The paper also reports that Indian segregation is "only slightly lower than Black-White segregation in the U.S." The comparison is carefully hedged in the text: the authors aggregate Indian blocks upward toward roughly 4,000-person units to better match U.S. census tracts, and they note that segregation measures move mechanically with neighborhood size (paper, Section 4). No coverage I found reproduces the scaling caveat. Scroll's headline converts it to Indian "ghettoisation" being "as bad as racial segregation in US" (Scroll.in, June 2023).

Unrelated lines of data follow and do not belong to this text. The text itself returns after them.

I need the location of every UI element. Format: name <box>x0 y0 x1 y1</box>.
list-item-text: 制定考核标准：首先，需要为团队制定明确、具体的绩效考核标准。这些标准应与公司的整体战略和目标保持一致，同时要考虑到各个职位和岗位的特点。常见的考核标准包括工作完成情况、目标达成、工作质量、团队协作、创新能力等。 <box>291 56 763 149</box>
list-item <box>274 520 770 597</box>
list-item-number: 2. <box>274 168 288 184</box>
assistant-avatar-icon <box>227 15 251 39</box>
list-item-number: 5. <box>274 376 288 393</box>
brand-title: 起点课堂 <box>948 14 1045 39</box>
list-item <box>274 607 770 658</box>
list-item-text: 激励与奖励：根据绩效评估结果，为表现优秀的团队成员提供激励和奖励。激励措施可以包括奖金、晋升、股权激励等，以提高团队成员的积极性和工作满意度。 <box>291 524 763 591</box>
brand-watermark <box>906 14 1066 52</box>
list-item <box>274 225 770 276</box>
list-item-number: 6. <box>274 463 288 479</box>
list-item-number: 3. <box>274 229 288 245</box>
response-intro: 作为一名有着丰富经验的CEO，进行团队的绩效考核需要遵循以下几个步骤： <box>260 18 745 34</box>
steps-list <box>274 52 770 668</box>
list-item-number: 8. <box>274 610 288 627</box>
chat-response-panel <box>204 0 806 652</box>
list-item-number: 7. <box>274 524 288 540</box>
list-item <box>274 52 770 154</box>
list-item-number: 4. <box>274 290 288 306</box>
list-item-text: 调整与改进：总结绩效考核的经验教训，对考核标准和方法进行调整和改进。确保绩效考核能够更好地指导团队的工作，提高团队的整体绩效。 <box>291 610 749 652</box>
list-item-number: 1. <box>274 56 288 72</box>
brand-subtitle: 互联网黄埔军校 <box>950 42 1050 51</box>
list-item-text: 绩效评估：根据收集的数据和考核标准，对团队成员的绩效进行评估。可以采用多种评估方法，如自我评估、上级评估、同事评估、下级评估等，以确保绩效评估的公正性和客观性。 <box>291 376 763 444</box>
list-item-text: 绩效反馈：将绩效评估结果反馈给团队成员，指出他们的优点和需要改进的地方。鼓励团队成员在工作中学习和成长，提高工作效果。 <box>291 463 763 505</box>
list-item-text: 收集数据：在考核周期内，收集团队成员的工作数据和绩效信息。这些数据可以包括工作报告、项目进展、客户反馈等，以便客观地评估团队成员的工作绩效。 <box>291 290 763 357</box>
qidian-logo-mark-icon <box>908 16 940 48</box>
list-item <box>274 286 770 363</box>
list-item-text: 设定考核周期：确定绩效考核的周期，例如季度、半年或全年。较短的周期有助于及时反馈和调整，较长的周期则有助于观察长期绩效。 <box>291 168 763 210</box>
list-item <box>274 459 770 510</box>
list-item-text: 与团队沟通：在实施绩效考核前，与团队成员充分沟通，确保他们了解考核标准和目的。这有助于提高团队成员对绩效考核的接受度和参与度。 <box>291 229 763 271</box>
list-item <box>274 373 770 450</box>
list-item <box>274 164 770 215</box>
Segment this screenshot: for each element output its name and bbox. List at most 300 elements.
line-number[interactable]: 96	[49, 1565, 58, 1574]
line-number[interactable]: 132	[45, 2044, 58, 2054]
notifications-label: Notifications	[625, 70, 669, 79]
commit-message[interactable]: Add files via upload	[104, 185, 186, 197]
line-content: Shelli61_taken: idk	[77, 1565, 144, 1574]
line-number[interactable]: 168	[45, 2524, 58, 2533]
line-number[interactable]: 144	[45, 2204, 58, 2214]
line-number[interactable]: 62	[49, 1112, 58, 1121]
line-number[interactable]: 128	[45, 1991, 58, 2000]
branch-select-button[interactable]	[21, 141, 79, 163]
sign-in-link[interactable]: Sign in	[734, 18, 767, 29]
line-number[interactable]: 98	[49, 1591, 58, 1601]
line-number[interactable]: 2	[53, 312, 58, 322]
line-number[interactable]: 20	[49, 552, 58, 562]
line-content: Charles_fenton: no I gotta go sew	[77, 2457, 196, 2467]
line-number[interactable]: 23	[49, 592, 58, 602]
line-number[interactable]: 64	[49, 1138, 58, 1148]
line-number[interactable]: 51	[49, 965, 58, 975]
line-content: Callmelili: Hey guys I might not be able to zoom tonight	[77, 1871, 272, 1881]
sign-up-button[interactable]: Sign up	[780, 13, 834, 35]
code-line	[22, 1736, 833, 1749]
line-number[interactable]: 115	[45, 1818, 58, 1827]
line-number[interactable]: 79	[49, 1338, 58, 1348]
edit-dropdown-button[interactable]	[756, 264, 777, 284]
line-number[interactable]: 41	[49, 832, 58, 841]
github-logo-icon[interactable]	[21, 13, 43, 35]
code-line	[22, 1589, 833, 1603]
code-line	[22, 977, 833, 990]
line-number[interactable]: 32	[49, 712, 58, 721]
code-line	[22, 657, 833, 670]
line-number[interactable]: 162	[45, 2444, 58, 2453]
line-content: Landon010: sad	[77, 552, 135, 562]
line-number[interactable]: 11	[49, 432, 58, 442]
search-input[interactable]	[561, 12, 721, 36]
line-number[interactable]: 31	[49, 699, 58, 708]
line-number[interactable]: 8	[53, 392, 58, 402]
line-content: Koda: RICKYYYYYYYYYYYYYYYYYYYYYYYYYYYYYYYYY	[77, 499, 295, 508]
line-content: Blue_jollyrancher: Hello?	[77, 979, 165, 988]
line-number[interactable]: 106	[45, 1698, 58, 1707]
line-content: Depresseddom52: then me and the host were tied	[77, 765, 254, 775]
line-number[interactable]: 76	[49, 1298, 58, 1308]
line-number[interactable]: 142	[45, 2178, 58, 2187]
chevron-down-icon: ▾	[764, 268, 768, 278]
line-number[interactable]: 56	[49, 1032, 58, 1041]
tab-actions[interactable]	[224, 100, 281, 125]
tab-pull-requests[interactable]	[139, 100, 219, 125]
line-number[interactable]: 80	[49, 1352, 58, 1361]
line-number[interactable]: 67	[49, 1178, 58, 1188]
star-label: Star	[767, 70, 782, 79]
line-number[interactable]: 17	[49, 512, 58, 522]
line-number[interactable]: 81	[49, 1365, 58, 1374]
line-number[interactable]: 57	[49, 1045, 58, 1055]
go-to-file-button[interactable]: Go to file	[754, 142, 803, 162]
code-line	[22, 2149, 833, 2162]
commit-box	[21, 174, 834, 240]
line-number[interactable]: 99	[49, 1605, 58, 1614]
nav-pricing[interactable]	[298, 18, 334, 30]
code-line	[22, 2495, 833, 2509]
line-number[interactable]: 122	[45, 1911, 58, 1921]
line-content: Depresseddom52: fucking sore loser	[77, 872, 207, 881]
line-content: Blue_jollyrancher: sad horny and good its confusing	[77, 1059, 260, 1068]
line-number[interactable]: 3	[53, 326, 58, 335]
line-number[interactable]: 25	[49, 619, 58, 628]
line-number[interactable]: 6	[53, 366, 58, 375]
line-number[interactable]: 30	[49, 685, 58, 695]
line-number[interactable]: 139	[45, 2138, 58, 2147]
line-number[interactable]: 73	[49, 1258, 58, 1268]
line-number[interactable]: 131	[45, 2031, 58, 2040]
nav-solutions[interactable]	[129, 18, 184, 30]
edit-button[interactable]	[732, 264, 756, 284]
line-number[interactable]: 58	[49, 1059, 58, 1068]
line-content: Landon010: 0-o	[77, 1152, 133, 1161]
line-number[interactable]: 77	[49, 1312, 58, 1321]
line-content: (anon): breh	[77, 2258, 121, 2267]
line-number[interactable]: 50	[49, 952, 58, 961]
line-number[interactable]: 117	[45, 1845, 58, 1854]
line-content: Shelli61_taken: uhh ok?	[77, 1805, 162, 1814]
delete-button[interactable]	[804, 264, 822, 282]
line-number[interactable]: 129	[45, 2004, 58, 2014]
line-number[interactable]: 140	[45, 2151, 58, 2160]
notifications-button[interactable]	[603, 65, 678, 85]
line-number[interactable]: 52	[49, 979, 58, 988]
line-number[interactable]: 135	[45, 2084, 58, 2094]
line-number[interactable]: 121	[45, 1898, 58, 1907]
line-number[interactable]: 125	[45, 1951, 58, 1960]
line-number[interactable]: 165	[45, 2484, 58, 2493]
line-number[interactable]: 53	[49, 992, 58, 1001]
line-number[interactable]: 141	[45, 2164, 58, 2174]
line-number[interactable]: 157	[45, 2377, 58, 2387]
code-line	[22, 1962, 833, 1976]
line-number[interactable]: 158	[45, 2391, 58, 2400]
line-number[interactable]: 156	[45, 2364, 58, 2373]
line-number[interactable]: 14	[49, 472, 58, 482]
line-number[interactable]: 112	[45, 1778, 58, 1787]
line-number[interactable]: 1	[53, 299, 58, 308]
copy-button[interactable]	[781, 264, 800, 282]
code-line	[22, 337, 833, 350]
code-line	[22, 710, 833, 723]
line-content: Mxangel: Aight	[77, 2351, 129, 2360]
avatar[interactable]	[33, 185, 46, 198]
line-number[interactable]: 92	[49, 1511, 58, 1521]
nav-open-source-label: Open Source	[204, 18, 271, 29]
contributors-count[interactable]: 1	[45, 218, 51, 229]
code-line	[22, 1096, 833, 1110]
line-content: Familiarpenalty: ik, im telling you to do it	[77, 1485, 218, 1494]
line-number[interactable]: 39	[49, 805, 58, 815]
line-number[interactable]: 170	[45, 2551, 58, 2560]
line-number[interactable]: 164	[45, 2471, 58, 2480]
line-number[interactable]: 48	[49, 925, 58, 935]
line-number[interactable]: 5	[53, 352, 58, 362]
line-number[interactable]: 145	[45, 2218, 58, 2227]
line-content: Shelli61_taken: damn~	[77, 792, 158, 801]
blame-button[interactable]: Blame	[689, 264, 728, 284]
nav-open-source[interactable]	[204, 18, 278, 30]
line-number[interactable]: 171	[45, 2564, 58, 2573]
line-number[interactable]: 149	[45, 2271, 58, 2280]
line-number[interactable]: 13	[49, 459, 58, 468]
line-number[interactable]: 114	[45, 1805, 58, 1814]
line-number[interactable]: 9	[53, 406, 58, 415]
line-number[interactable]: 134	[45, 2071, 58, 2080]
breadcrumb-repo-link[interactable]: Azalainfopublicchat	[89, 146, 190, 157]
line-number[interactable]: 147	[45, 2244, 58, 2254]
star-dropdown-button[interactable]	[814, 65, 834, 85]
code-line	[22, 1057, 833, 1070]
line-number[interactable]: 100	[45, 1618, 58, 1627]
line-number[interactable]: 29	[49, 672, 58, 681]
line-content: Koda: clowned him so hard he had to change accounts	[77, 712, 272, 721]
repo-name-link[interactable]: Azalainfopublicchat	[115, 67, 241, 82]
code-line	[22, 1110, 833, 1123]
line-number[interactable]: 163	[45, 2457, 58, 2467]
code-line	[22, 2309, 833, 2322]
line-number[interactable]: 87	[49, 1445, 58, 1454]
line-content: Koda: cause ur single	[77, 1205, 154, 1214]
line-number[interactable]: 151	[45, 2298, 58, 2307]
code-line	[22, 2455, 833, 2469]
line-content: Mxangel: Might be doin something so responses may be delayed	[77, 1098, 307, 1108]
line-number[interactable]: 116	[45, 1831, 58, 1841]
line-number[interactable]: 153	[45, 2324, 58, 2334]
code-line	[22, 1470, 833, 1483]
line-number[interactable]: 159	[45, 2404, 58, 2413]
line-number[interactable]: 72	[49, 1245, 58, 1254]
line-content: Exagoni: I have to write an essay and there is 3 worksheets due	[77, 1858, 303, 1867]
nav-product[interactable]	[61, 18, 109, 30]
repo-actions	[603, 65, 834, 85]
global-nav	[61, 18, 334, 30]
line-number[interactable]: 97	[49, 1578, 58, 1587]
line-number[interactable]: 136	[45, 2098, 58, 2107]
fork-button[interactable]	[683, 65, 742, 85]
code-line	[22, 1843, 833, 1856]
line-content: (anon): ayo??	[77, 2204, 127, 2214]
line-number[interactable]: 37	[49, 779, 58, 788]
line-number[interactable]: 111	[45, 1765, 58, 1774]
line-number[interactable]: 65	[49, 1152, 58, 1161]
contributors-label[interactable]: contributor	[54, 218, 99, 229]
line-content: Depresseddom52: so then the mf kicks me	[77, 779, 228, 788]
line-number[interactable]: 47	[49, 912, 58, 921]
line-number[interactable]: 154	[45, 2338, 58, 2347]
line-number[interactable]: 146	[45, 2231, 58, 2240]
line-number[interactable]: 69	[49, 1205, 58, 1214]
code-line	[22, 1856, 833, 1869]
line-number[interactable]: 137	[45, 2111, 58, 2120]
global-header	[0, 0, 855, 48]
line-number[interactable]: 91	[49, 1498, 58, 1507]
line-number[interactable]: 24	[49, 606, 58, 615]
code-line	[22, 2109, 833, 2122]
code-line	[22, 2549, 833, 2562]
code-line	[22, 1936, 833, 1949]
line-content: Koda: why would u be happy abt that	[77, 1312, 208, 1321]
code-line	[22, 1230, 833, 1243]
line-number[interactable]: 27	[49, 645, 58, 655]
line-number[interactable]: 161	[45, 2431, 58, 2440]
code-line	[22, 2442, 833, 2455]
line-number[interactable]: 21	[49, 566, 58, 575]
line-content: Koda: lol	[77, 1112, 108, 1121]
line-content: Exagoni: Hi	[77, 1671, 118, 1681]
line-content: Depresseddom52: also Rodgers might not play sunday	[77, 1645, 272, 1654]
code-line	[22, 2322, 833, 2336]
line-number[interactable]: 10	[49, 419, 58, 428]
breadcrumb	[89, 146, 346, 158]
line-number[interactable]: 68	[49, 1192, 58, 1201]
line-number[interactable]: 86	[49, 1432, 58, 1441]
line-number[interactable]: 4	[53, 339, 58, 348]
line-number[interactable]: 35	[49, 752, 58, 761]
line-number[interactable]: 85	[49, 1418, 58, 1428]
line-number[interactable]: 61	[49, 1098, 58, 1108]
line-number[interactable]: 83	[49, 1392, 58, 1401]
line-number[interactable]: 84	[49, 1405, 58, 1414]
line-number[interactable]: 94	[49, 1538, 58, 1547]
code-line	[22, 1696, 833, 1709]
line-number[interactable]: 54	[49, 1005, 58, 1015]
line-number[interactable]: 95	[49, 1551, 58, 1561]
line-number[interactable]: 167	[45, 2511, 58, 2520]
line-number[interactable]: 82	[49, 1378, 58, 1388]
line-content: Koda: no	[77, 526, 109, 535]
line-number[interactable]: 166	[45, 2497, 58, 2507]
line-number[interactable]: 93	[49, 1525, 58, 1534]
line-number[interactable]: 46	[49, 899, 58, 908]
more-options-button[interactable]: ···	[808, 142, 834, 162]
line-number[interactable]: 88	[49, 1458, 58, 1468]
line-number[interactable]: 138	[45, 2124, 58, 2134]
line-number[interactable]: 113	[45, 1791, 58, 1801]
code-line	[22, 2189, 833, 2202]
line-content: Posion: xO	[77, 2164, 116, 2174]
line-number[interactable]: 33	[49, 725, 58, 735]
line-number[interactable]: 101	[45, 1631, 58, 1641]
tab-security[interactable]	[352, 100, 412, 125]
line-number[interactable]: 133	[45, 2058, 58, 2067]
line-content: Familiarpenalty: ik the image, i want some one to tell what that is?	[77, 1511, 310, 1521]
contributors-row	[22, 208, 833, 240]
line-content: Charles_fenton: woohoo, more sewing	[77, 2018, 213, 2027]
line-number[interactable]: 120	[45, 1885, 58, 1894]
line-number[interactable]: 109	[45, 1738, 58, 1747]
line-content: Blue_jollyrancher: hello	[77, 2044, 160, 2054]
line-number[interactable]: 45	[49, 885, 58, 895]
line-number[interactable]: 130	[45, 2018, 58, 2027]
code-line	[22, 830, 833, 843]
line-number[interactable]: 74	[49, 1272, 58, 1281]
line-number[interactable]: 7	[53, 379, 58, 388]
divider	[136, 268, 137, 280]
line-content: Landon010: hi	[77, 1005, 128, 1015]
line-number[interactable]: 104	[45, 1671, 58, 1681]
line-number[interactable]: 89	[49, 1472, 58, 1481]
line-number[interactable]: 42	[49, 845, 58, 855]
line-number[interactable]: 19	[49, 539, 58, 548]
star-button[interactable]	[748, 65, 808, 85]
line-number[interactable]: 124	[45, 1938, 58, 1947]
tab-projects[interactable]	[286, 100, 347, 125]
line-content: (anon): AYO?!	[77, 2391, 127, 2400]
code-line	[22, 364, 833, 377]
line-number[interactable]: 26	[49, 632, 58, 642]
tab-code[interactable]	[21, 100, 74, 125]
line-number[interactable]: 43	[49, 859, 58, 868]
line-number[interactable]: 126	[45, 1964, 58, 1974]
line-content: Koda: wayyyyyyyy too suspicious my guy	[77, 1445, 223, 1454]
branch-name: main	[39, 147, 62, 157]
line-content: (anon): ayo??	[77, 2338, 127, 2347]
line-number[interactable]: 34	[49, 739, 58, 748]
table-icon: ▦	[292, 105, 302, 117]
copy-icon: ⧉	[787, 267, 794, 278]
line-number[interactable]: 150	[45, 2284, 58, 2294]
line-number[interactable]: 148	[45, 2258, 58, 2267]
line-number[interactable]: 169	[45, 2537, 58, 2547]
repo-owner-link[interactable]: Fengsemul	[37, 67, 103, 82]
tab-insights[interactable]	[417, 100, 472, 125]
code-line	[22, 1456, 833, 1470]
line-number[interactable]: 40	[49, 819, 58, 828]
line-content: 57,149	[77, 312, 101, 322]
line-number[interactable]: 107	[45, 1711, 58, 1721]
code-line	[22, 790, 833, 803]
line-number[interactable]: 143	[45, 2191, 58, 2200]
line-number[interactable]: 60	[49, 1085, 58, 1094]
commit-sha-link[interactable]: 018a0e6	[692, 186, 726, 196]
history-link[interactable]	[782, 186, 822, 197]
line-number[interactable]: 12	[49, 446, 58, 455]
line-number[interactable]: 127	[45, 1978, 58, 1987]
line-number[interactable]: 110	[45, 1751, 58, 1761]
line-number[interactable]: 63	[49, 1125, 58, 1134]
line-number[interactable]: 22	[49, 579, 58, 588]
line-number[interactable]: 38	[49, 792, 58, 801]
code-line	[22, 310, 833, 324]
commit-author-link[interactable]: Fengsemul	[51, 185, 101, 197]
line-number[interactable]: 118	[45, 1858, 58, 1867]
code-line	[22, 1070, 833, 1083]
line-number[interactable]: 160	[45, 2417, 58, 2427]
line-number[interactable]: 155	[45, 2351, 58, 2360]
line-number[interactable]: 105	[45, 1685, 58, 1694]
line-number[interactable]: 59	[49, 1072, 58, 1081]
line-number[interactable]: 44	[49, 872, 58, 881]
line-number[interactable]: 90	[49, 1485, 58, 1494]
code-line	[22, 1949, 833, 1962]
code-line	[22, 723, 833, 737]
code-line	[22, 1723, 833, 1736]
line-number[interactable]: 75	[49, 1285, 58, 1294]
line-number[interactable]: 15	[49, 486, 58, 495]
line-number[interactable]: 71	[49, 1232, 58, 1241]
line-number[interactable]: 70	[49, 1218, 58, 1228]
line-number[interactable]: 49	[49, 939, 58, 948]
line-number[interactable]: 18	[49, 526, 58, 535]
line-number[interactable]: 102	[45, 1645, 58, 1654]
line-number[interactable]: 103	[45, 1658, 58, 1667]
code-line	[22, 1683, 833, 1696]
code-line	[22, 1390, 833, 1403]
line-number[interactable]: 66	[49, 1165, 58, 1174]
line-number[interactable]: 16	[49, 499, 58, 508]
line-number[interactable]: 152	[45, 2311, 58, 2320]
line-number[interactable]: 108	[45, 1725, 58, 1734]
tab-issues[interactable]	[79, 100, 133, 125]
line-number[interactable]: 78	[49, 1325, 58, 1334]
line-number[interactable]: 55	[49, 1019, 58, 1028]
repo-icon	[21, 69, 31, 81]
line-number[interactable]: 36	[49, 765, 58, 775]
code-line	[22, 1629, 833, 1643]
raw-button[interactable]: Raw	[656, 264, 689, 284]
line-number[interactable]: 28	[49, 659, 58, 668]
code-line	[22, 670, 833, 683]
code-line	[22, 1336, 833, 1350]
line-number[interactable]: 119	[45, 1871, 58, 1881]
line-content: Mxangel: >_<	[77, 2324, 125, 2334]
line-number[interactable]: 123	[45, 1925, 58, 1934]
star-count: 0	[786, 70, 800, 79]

The gap between paper and reception is not solely the fault of careless journalists. The authors' own public summary advertises withdrawn results. Their most-quoted finding ("half as likely to have a secondary school") is technically accurate at the block-hosting level but corresponds to about 1 percentage point, a context no outlet provides. And the infrastructure result that anchors the public narrative ("10% less likely to have piped water") is the one that collapses to near-zero in the paper's own appendix once neighborhood consumption is controlled. When researchers present their least-robust finding as the headline and their most-robust robustness check as an appendix table, they bear some responsibility for how the work travels. The media bear the rest.

The paper documents high segregation and real within-town differences in block-level facility presence and household infrastructure. It does not identify whether those patterns come from discrimination, self-sorting, neighborhood poverty, land markets, urban form, or some combination of all of them. For Muslim neighborhoods specifically, the household-infrastructure results are much less stable than they appear once neighborhood consumption is controlled, and the facility-hosting results remain easy to overread as direct measures of access. The paper is important. It also needs to be read with more care than it usually gets.